Following the results of the DCIL, the DFI concluded that “the activities conducted by digital currency companies did not align with the (state’s) concept of money transmission” and therefore shouldn’t be constrained by the Money Transmitters Act.
“So, we’ve gone from the worst state for crypto to one of the best,” Kent said. “We’re very happy about opening up new options for consumers.”
Now that crypto companies can more easily operate in Hawaii — although the DFI announcement did not specify when the change in regulations will take effect, nor did a Department of Commerce and Consumer Affairs spokesperson respond to requests for comment — Kent said that more people will be able to access a versatile financial instrument that “is only gaining more and more widespread adoption.”
Kent predicted the looser regulations could allow more “legacy investors” — those whose investments are primarily in traditional instruments like stocks or bonds — to dip their toes into the crypto market. With more investors, and more adoption, he said digital currencies might see regular use as an actual currency beyond their primary usage as speculative investments.
“Some day, you might be able to buy a hot dog with crypto,” Kent said.
That said, cryptocurrencies remain an incredibly volatile asset. The crypto economy crashed in 2022 when prominent crypto exchange company FTX went bankrupt, and the value of any cryptocurrency can fluctuate wildly from day to day, or even hour to hour.
At least one investment company in Hawaii, Edward Jones Investments, does not deal in crypto because of that volatility: “It’s too risky,” said financial adviser Keith Marrack. “We don’t deal with it, and we don’t advise our clients to, either.”
“All we have to say is ‘buyer beware,’” Kent said.

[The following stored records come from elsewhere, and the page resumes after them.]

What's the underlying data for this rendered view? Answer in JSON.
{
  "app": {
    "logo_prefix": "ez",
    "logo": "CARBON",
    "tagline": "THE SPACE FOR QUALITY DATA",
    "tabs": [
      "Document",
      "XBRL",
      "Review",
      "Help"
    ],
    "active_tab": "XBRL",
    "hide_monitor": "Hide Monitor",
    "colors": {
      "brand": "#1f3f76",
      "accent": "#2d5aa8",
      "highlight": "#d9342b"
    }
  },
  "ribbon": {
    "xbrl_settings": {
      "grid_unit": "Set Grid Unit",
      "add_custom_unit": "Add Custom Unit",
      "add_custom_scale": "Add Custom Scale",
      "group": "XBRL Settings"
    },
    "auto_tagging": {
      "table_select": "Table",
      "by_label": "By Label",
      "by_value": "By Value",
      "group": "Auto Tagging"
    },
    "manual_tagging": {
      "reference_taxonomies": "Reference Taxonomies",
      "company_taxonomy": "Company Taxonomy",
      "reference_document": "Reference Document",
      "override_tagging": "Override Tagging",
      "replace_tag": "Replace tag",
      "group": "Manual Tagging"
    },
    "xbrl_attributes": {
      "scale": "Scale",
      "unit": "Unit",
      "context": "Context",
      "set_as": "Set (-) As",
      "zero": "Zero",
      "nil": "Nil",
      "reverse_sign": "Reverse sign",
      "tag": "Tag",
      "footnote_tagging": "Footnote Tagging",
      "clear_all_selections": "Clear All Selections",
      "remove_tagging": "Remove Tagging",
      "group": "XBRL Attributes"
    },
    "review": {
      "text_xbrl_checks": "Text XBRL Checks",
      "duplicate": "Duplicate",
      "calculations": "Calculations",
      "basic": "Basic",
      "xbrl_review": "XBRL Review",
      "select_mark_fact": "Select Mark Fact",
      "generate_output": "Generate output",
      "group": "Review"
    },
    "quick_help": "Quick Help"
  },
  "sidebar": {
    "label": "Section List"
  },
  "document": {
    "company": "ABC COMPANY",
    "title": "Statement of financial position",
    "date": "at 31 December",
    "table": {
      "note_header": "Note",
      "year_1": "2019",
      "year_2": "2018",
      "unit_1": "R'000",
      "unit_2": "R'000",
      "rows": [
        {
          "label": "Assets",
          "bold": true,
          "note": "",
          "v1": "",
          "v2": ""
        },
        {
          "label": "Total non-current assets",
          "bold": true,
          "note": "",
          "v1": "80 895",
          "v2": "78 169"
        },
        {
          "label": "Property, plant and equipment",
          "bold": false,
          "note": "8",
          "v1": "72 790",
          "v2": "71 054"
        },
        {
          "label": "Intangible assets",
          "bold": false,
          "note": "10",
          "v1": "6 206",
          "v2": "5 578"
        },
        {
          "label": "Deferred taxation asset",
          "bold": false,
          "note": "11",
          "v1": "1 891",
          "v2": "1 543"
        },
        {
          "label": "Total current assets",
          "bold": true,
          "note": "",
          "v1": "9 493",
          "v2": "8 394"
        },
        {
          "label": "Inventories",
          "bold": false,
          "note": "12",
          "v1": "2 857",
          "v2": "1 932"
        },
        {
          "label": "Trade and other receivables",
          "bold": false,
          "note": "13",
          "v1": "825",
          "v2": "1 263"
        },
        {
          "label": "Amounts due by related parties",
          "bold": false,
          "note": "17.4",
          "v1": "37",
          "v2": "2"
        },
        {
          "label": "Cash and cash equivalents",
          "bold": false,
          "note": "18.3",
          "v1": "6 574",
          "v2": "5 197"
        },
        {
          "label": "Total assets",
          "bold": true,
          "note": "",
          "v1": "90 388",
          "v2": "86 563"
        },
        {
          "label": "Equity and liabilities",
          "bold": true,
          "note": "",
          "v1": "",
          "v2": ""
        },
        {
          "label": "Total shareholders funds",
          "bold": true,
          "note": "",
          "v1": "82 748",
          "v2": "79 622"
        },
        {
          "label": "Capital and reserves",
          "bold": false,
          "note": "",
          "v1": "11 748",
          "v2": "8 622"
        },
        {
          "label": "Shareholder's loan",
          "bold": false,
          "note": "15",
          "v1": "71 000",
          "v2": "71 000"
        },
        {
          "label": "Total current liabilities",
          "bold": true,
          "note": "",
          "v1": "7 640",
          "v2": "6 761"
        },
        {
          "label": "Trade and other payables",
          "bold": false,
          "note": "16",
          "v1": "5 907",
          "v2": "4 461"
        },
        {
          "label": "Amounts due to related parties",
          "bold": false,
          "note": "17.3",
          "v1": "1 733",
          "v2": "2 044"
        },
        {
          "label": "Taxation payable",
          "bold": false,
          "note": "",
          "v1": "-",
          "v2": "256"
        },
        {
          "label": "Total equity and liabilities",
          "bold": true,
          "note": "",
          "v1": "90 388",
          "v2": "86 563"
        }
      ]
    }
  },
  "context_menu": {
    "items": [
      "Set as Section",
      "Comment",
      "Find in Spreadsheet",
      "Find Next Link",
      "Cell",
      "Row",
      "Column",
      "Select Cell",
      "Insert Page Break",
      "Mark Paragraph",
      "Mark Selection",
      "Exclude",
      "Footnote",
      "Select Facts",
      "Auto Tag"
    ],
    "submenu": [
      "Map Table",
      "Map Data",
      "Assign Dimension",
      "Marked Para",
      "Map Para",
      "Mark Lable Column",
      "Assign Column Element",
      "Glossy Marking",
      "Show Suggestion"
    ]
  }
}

The technology also is controversial for its extreme environmental impact. Because of the energy costs of maintaining multiple identical ledgers of every Bitcoin transaction ever made, as well as the increasing computing power necessary to mine new Bitcoins, the entire Bitcoin network currently is estimated to consume 168 terawatt-hours of electricity annually, according to data from the University of Cambridge. By comparison, 168 terawatt-hours is roughly the same amount of energy as was consumed by the country of Egypt in 2021.